As we decended the banks of Rio de la Pasion the town of Sayaxche came into view on the opposite side of the river. Our road disappered into the water and across the river reappeared asscending the bank up into the main street of the town.

Rio de la Pasion
Directly in front of us a number of small launches bobbed in the water, however no ferry could be seen. We wondered how we were to get across, surely it could not be on one of these small boats. It was then we noticed the barge, somewhat further down stream sitting quietly on the opposite bank. We waited for perhaps 15 minutes while the barge loaded passengers and vehicles before making its way up stream to us. It was powered solely by a very small dinghy with an outboard motor.

Boarding the ferry
We boarded the ferry amoungst busses, cars and trucks filled with passengers, paid our Q10 for the crossing and in no time we were were bouncng our way through the narrow, rough streets of Sayaxche. After finding some good accommodation with secure parking we wandered about town and found some lunch. A little comedor (restuarant) served us some fantastic lamb and vegie soup, Grant fed the stray dogs, wandering into the restaurant, on the huge bones left over.
We found ourselves caught up in a parade, it happens to us all the time - go figure, and enjoyed the festivities.
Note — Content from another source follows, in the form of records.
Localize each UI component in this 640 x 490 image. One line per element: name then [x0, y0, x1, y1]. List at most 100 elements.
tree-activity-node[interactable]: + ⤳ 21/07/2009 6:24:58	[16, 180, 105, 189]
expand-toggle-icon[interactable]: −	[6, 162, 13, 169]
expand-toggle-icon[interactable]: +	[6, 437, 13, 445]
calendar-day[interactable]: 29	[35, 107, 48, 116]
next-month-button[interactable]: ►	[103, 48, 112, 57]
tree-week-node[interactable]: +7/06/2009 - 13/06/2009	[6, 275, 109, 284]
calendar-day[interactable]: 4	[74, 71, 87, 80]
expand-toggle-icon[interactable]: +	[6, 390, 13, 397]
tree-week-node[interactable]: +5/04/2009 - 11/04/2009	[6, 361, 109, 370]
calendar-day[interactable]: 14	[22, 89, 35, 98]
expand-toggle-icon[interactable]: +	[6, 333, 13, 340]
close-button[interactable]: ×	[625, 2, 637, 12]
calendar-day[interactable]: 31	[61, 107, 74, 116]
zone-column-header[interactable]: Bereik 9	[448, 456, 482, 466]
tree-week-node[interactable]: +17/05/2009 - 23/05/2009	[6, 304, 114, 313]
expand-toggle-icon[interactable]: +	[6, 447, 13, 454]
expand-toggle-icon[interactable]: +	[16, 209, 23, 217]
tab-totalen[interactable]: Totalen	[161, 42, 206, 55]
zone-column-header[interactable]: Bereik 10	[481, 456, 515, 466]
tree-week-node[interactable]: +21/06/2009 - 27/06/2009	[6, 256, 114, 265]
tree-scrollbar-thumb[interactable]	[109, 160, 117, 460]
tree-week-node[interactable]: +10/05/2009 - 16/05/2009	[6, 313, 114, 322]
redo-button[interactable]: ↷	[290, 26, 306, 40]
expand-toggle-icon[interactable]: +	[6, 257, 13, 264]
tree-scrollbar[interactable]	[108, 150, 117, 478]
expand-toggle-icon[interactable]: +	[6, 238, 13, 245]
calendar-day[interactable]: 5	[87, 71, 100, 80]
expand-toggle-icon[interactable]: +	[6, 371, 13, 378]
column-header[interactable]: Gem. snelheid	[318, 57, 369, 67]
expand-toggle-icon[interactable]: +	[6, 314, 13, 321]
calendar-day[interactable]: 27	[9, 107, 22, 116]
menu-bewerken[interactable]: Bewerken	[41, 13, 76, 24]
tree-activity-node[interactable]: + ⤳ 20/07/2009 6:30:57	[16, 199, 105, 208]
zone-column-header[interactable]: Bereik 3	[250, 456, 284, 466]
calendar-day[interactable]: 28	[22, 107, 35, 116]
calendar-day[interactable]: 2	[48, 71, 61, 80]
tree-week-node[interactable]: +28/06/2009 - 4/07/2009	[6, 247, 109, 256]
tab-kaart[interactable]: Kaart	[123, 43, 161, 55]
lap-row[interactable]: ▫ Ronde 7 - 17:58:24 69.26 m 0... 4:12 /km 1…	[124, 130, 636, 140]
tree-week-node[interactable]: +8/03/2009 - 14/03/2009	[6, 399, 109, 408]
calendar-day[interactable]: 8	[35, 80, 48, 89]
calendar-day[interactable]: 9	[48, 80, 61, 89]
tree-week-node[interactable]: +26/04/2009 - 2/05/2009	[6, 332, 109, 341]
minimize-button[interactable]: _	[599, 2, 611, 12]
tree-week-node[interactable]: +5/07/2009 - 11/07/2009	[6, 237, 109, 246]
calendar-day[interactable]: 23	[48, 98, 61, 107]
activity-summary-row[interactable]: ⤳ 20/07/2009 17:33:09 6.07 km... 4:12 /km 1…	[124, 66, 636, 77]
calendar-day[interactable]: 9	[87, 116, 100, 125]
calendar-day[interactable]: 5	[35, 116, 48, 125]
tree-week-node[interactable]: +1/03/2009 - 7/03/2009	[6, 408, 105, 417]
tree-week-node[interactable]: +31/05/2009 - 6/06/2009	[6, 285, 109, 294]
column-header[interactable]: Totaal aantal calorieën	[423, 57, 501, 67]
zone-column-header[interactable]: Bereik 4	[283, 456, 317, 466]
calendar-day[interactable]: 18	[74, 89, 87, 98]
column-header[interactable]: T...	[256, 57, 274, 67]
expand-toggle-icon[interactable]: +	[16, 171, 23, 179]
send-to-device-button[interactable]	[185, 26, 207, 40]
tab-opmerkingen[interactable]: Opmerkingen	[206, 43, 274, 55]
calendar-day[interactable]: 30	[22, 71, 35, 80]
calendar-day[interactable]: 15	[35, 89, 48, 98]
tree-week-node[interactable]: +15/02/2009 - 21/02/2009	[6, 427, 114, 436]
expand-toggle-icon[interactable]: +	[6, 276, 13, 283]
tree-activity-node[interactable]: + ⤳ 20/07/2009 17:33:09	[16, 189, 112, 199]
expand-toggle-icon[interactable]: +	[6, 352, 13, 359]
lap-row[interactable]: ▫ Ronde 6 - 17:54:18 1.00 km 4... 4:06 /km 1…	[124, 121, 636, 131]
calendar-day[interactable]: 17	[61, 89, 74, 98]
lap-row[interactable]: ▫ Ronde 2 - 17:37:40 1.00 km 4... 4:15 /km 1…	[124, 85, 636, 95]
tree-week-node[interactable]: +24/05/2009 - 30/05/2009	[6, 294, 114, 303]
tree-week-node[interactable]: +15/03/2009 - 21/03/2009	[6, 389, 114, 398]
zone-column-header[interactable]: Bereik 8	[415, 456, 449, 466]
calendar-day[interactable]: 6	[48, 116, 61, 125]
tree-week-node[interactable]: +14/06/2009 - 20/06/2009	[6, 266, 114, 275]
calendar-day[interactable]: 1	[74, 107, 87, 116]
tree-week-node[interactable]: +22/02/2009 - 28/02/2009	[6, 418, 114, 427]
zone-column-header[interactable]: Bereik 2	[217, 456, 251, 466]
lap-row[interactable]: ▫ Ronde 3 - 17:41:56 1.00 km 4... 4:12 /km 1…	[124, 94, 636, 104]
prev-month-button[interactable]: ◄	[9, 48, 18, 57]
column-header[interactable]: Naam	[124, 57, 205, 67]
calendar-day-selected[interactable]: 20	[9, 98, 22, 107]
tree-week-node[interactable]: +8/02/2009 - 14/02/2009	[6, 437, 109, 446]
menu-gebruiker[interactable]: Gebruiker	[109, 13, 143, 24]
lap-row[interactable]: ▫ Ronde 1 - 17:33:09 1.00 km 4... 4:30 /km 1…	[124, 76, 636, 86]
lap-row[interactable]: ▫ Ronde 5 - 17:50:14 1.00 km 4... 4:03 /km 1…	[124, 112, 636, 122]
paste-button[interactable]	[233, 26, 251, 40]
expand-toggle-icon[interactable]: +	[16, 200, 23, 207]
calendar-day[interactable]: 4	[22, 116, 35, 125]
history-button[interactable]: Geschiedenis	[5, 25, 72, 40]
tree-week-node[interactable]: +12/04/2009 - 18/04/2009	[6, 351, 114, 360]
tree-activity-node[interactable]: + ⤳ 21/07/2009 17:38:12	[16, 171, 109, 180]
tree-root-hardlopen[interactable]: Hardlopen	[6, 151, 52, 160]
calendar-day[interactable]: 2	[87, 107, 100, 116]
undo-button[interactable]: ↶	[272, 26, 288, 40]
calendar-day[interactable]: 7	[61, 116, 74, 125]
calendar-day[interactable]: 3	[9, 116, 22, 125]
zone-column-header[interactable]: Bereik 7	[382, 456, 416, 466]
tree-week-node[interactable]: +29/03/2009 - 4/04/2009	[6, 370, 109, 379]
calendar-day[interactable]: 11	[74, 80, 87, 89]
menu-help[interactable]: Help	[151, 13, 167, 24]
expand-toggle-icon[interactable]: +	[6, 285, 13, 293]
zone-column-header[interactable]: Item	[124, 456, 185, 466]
Lots of bright coloured costumes, loud music and the strange ritual of throwing white flour at people ??

Parade - Sayaxche
Late in the afternoon, 12 year old Jose wandered into the carpark of the hotel selling pop-corn for a living. We did not want pop-corn, however he was ever so interested in us and the bike and had the most infectious smile that we paid for pop-corn and gave him some Aussie stickers.